The laser beams may be shaped by any optical means known to those skilled in the art, including but not limited to:

    • a) an ordinary spherical or aspheric lens or system of lenses, using natural differences in divergence in two perpendicular direction of the laser beams produced by the face emitting laser diodes,
    • b) using single axis or dual axis cylindrical lenses, possibly in combination with spherical and/or aspheric lenses;
    • c) using optical components with transversal gradient of optical path realized as either gradient of the thickness or gradient of refractive index;
    • d) diffractive optical elements;
    • e) holograms;
    • f) liquid crystal dispersive elements; or
    • g) any combination of the above components.

All lasers may have the same or different wavelengths (colors). If desired, super luminescent LEDs can be used to replace all or selected laser sources of light.

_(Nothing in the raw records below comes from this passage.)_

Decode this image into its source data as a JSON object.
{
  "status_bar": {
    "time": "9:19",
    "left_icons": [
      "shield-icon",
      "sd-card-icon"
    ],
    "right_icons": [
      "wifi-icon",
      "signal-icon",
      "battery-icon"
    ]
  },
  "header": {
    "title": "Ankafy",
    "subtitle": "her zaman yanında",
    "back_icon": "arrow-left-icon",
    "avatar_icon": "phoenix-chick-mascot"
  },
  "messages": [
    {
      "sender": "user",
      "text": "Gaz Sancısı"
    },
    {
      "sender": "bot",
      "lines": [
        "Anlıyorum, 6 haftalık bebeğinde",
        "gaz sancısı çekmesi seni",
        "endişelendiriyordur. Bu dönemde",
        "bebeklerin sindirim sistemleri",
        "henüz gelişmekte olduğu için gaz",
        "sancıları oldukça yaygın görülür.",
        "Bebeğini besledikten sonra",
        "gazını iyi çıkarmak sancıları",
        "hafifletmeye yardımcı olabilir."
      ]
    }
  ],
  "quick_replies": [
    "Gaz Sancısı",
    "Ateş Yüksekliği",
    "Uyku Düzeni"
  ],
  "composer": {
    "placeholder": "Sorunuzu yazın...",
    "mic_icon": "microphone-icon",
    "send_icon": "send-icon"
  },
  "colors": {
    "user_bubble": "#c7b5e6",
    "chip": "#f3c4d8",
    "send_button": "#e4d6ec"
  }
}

Glasses with narrow band transparency peak around laser emission wavelength can be used as needed for laser beam track visibility improvement under extremely bright lighting conditions.

Preferred and exemplary embodiments of this invention are described herein. Variations of those embodiments may become apparent to those of ordinary skill in the art upon reading the foregoing description. It is expected that skilled persons will employ such variations as appropriate, and it is expected that the invention may be practiced otherwise than as specifically described herein. Accordingly, this invention includes all modifications and equivalents of the subject matter recited in the claims appended hereto as permitted by applicable law. Moreover, any combination of the above-described elements in all possible variations thereof is encompassed by the invention unless otherwise indicated herein or otherwise clearly contradicted by context.